Comparing DAST Tools
The aim of this section is to compare the findings of the various DAST tools used in the previous section and rank them to provide a solution to the 2nd point of the problem statement under
ZAP and W3AF, both, found various vulnerabilities. Interestingly, most of the vulnerabilities identified by the tools are different from the other. The tools also were different in terms of ease of usage. I found W3AF more user-friendly than ZAP, mainly due to the difficulty I faced while configuring the tools to authenticate with DVNA as a user. W3AF's authentication mechanism was extremely simple whereas, for ZAP, the CLI was very complicated to use. After the initial hitches, both tools were quite close in terms of the number of discoveries but ZAP found more vulnerabilities than W3AF. After consolidating the discoveries that the tools made, I'll rank ZAP above W3AF even though it was more complicated to use because the results that ZAP produced were more relevant. Below is a table of comparison the various types of discoveries ZAP and W3AF made:
|Rank||Tool||Vulnerabilities Discovered||Informational Discoveries|
|1||ZAP (Zed Attack Proxy)||9||1|
|2||W3AF (Web Application Attack & Audit Framework)||5||3|
ZAP uses a set of rules built into the application and segregated into two halves - active scan rules and passive scan rules. These rules are derived from the OWASP Top 10 project. The active scan rules attempt to uncover security vulnerabilities by using known attacks against the target application. The passive scan rules observe the HTTP messages sent to the web application and detect malicious behavior.
ZAP's baseline scan found a total of 10 issues with DVNA. The split-up of the issues found is listed in the table below:
|1.||X-Frame-Options Header Not Set||Medium|
|2.||CSP Scanner: Wildcard Directive||Medium|
|4.||Absence of Anti-CSRF Tokens||Low|
|5.||X-Content-Type-Options Header Missing||Low|
|6.||Cookie Without SameSite Attribute||Low|
|7.||Web Browser XSS Protection Not Enabled||Low|
|8.||Server Leaks Information via "X-Powered-By" HTTP Response Header Field(s)||Low|
|9.||Content Security Policy (CSP) Header Not Set||Low|
|10.||Information Disclosure - Suspicious Comments||Informational|
The complete report generated by the ZAP baseline scan can be found here.
Since, W3AF had multiple output options, I initially went with storing the output in an HTML report as I thought it would be easier to comprehend but the report only stated a single informational discovery, which was not right because on the console I saw various other discoveries. So, I also generated a Text Report, which is supposed to be the exact replica of the console output and as expected, the text report was more detailed and contained more discoveries.

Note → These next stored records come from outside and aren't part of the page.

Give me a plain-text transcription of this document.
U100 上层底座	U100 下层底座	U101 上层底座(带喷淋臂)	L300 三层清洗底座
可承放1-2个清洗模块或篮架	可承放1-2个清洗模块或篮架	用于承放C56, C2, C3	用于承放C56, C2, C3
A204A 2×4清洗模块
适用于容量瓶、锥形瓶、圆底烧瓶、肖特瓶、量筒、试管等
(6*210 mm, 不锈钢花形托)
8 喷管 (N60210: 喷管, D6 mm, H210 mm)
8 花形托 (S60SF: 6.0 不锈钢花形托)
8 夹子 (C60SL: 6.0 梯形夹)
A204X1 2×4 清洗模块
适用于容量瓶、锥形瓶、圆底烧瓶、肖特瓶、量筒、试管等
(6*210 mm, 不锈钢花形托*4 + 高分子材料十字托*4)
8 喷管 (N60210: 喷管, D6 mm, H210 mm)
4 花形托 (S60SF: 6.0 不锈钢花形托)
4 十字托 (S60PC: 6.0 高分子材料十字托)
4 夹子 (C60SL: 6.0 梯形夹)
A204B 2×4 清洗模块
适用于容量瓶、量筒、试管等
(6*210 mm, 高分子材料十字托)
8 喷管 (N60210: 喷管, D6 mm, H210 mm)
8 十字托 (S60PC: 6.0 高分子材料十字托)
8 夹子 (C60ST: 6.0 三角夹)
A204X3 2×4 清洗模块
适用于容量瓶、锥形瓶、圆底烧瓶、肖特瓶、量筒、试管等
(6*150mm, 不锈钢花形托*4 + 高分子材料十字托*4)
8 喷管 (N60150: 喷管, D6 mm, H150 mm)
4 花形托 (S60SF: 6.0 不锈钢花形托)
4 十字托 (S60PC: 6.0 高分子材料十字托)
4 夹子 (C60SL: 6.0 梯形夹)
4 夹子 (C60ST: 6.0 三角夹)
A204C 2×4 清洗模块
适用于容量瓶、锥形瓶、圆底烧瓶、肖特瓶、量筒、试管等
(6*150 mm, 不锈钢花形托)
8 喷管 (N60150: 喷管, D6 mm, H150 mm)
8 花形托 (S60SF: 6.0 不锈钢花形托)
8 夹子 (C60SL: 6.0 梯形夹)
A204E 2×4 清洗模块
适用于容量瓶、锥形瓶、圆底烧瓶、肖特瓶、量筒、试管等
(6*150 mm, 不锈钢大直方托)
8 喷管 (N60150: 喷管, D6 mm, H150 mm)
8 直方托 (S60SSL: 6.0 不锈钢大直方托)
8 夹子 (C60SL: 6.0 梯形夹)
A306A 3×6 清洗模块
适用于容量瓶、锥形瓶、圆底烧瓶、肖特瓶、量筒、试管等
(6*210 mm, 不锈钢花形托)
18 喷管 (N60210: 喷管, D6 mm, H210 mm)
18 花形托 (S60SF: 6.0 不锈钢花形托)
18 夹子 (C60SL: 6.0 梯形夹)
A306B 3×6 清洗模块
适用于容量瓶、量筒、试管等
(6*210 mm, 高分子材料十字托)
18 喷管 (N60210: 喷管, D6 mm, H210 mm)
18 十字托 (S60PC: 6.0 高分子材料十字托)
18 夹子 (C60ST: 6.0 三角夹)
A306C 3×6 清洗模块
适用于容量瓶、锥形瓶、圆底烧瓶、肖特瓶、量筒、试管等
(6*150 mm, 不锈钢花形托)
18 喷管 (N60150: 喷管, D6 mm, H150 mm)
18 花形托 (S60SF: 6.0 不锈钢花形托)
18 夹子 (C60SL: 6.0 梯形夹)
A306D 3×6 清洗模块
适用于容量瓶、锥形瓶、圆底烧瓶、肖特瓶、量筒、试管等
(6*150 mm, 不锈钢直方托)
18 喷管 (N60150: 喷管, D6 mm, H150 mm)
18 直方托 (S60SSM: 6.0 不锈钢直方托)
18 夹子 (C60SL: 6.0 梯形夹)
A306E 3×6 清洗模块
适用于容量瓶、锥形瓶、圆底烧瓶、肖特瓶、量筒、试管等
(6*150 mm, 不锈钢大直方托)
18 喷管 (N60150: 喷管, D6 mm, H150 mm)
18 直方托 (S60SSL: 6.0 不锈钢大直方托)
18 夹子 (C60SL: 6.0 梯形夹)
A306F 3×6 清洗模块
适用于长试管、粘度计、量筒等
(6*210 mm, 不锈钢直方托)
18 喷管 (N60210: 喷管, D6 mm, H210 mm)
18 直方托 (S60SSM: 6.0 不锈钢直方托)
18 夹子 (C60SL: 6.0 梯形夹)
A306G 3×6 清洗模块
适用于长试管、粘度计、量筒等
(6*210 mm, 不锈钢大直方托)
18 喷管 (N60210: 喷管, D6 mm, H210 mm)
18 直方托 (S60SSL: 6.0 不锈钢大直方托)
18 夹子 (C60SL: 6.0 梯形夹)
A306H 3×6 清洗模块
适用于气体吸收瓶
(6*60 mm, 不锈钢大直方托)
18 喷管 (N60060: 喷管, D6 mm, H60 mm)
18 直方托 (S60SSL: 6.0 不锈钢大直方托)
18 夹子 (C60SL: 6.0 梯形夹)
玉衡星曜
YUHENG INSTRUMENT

W3AF works by first crawling the application to find injectable fields (with an option to authenticate with the application to reach segments that lie behind the authentication layer). After it curates a list of URLs, it tries to find injectable fields in each of those URLs and based on the plugins enables (such as SQLi plugin, XSS plugin) it injects crafted string inputs to those fields to test vulnerability while also taking note of auxiliary observations about the application's behavior, state or content that W3AF deems worthy of the user taking a look at them.
Below mentioned is the table of the consolidated discoveries that W3AF made along with what kind of discovery it was:
|1.||HTTP response returned without the recommended HTTP header X-Content-Type-Options.||Vulnerability|
|2.||An HTTP response matching the web backdoor signature "cmd.jsp" was found at: "http://localhost:9090/cmd.jspx".||Vulnerability|
|3.||An HTTP response matching the web backdoor signature "cmd.jsp" was found at: "http://localhost:9090/cmd.jsp".||Vulnerability|
|4.||The URL: "http://localhost:9090/learn" has a script tag with a source that points to a third party site.||Vulnerability|
|5.||A comment containing HTML code
|6.||X-Powered-By header for the target HTTP server is "Express".||Information|
|7.||Total unique URLs found (after removing redundant entries) is 24.||Information|
|8.||Total unique fuzzable URLs found (after removing redundant entries) is 24.||Information|
The actual Text report contains a lot of
debug output. So, I redacted the reported and only kept the information relevant to security issues in a separate file which can be found here.
In conclusion, I would say both the performance of both the tools was quite close to the other. The ranking I gave is my personal opinion based solely on the results they provided and their relevance to the solution of the problem statement. I did not consider additional factors, such as user experience, while ranking them.